The author of today’s blog post is Nathan Braccio, one of the EMSWG’s co-coordinators and a recipient of one of the Folger Consortium Travel Awards. Nathan is a PhD candidate in the History Department.
This summer I again visited the Folger with the generous support of UCONN’s Early Modern Studies Working Group. The Folger has provided invaluable sources for my dissertation, which, among other things, traces the development of cartography and surveying in New England. While my previous trips to the Folger have explored their collection of atlases and cosmographical texts, this trip focused on something far more mundane. Between 1600 and 1700, English mathematicians and surveyors made slightly more than a dozen manuals meant to teach the reader how to survey. Coming in a variety of shapes and sizes (including small versions meant to be kept in your pocket), these manuals claimed that they would teach literate readers the important skill of surveying. My hope was that by studying these manuals I could answer three questions: what activities, tools, and knowledge constituted surveying in the 17th-century? How did surveying change? And what is the relationship between surveying and mapping in the 17th-century?

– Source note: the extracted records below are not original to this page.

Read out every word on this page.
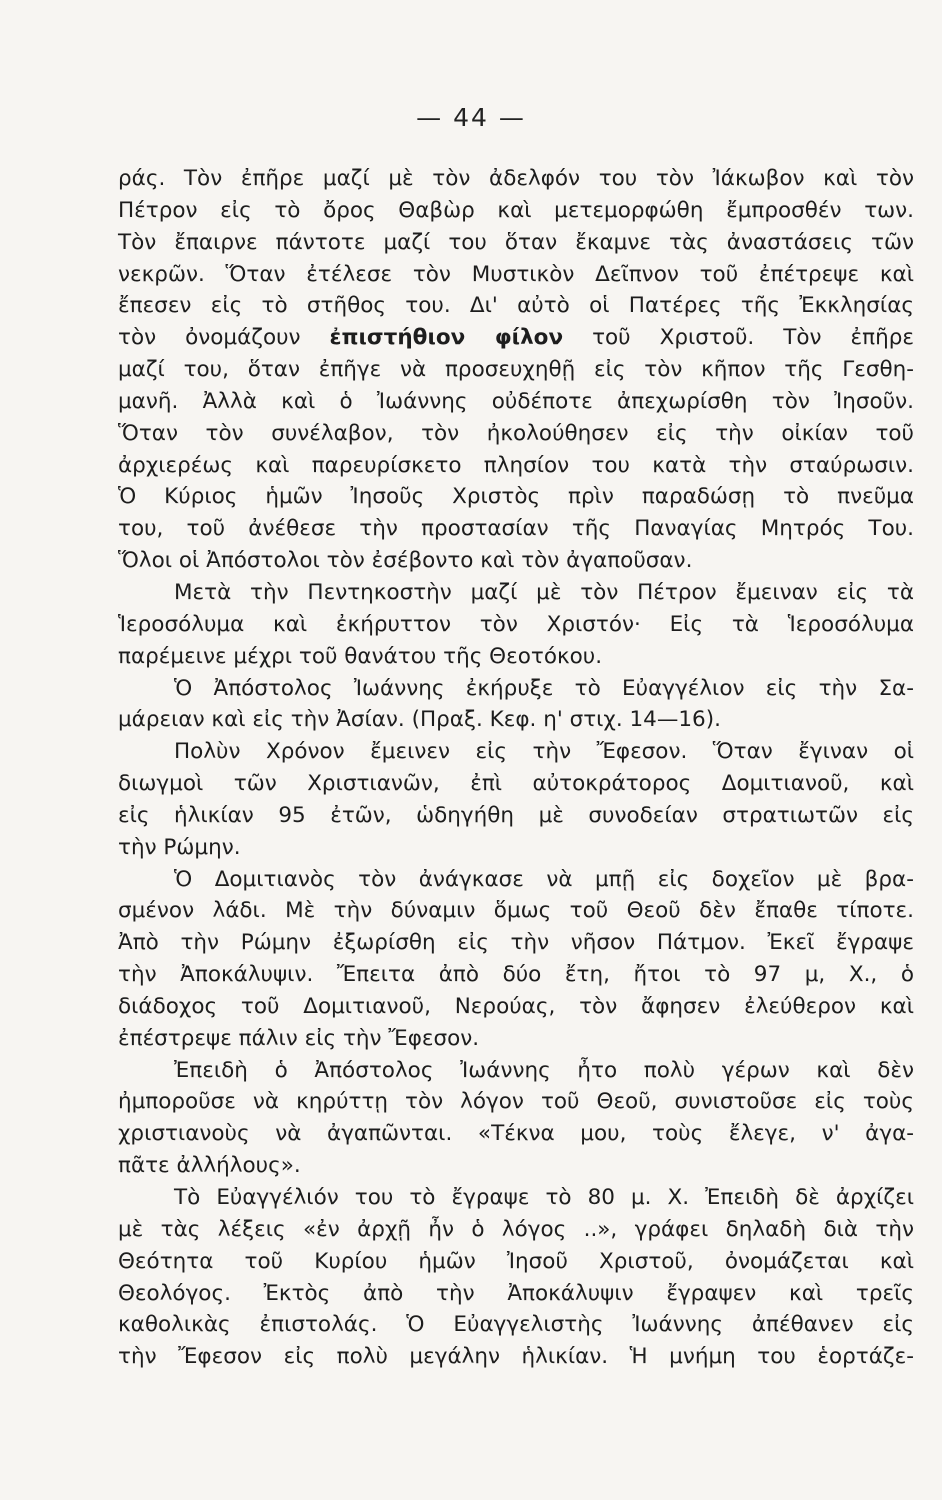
— 44 —
ράς. Τὸν ἐπῆρε μαζί μὲ τὸν ἀδελφόν του τὸν Ἰάκωβον καὶ τὸν
Πέτρον εἰς τὸ ὄρος Θαβὼρ καὶ μετεμορφώθη ἔμπροσθέν των.
Τὸν ἔπαιρνε πάντοτε μαζί του ὅταν ἔκαμνε τὰς ἀναστάσεις τῶν
νεκρῶν. Ὅταν ἐτέλεσε τὸν Μυστικὸν Δεῖπνον τοῦ ἐπέτρεψε καὶ
ἔπεσεν εἰς τὸ στῆθος του. Δι' αὐτὸ οἱ Πατέρες τῆς Ἐκκλησίας
τὸν ὀνομάζουν ἐπιστήθιον φίλον τοῦ Χριστοῦ. Τὸν ἐπῆρε
μαζί του, ὅταν ἐπῆγε νὰ προσευχηθῇ εἰς τὸν κῆπον τῆς Γεσθη-
μανῆ. Ἀλλὰ καὶ ὁ Ἰωάννης οὐδέποτε ἀπεχωρίσθη τὸν Ἰησοῦν.
Ὅταν τὸν συνέλαβον, τὸν ἠκολούθησεν εἰς τὴν οἰκίαν τοῦ
ἀρχιερέως καὶ παρευρίσκετο πλησίον του κατὰ τὴν σταύρωσιν.
Ὁ Κύριος ἡμῶν Ἰησοῦς Χριστὸς πρὶν παραδώσῃ τὸ πνεῦμα
του, τοῦ ἀνέθεσε τὴν προστασίαν τῆς Παναγίας Μητρός Του.
Ὅλοι οἱ Ἀπόστολοι τὸν ἐσέβοντο καὶ τὸν ἀγαποῦσαν.
Μετὰ τὴν Πεντηκοστὴν μαζί μὲ τὸν Πέτρον ἔμειναν εἰς τὰ
Ἱεροσόλυμα καὶ ἐκήρυττον τὸν Χριστόν· Εἰς τὰ Ἱεροσόλυμα
παρέμεινε μέχρι τοῦ θανάτου τῆς Θεοτόκου.
Ὁ Ἀπόστολος Ἰωάννης ἐκήρυξε τὸ Εὐαγγέλιον εἰς τὴν Σα-
μάρειαν καὶ εἰς τὴν Ἀσίαν. (Πραξ. Κεφ. η' στιχ. 14—16).
Πολὺν Χρόνον ἔμεινεν εἰς τὴν Ἔφεσον. Ὅταν ἔγιναν οἱ
διωγμοὶ τῶν Χριστιανῶν, ἐπὶ αὐτοκράτορος Δομιτιανοῦ, καὶ
εἰς ἡλικίαν 95 ἐτῶν, ὡδηγήθη μὲ συνοδείαν στρατιωτῶν εἰς
τὴν Ρώμην.
Ὁ Δομιτιανὸς τὸν ἀνάγκασε νὰ μπῇ εἰς δοχεῖον μὲ βρα-
σμένον λάδι. Μὲ τὴν δύναμιν ὅμως τοῦ Θεοῦ δὲν ἔπαθε τίποτε.
Ἀπὸ τὴν Ρώμην ἐξωρίσθη εἰς τὴν νῆσον Πάτμον. Ἐκεῖ ἔγραψε
τὴν Ἀποκάλυψιν. Ἔπειτα ἀπὸ δύο ἔτη, ἤτοι τὸ 97 μ, Χ., ὁ
διάδοχος τοῦ Δομιτιανοῦ, Νερούας, τὸν ἄφησεν ἐλεύθερον καὶ
ἐπέστρεψε πάλιν εἰς τὴν Ἔφεσον.
Ἐπειδὴ ὁ Ἀπόστολος Ἰωάννης ἦτο πολὺ γέρων καὶ δὲν
ἠμποροῦσε νὰ κηρύττῃ τὸν λόγον τοῦ Θεοῦ, συνιστοῦσε εἰς τοὺς
χριστιανοὺς νὰ ἀγαπῶνται. «Τέκνα μου, τοὺς ἔλεγε, ν' ἀγα-
πᾶτε ἀλλήλους».
Τὸ Εὐαγγέλιόν του τὸ ἔγραψε τὸ 80 μ. Χ. Ἐπειδὴ δὲ ἀρχίζει
μὲ τὰς λέξεις «ἐν ἀρχῇ ἦν ὁ λόγος ..», γράφει δηλαδὴ διὰ τὴν
Θεότητα τοῦ Κυρίου ἡμῶν Ἰησοῦ Χριστοῦ, ὀνομάζεται καὶ
Θεολόγος. Ἐκτὸς ἀπὸ τὴν Ἀποκάλυψιν ἔγραψεν καὶ τρεῖς
καθολικὰς ἐπιστολάς. Ὁ Εὐαγγελιστὴς Ἰωάννης ἀπέθανεν εἰς
τὴν Ἔφεσον εἰς πολὺ μεγάλην ἡλικίαν. Ἡ μνήμη του ἑορτάζε-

While the answers to these questions existed in the surveying books, they were buried deeply within dozens of pages of geometry, tables of sin and tan values, equations, and diagrams of men shooting cannons at various angles. Perhaps what became most striking after looking through four books, all containing these elements and often mentioning each other, was the redundancy of the manuals. Of course, each author claimed a unique element, but the original parts occupied a handful of pages in what were often several hundred page long texts. Each author, after describing all the tools a surveyor needed in one chapter, would spend the largest part of the book examining how to use a “plaine table” to make plots of land. Almost all of them included chapters on the same techniques and the same tricky landscapes that required different approaches (such as a forest, a body of water, and hilly country). Two of them even gave near identical advice on how to make a survey look aesthetically pleasing after the initial drafting was done.
The formulaic nature of these manuals, several of which saw multiple printings, suggests a demand and profits to be made. One mathematician, William Leyborne, even made two surveying books in short succession. The question then emerges, why such a demand? Surveying had long been part of English culture and the first surveying manual in England was published in the 1540s. However, the manuals of the 1600s had several new elements. Technology and mathematics both saw improvement. The books spoke of new kinds of surveyors’ chains, new kinds of protractors, sextants, and of course the surveyors table. Whereas surveying before 1600 had required less math, simple instruments, and a written record, these new manuals implied requirement for higher technical skills and an ability to “plotte” (map). The confluence of a more technically rigorous surveying and a continued high likelihood of people encountering a survey in their life made at least some familiarity with the skills involved useful. While I cannot be sure, it seems likely that the redundant and dry manuals held by the Folger are indicative of and responding to this change.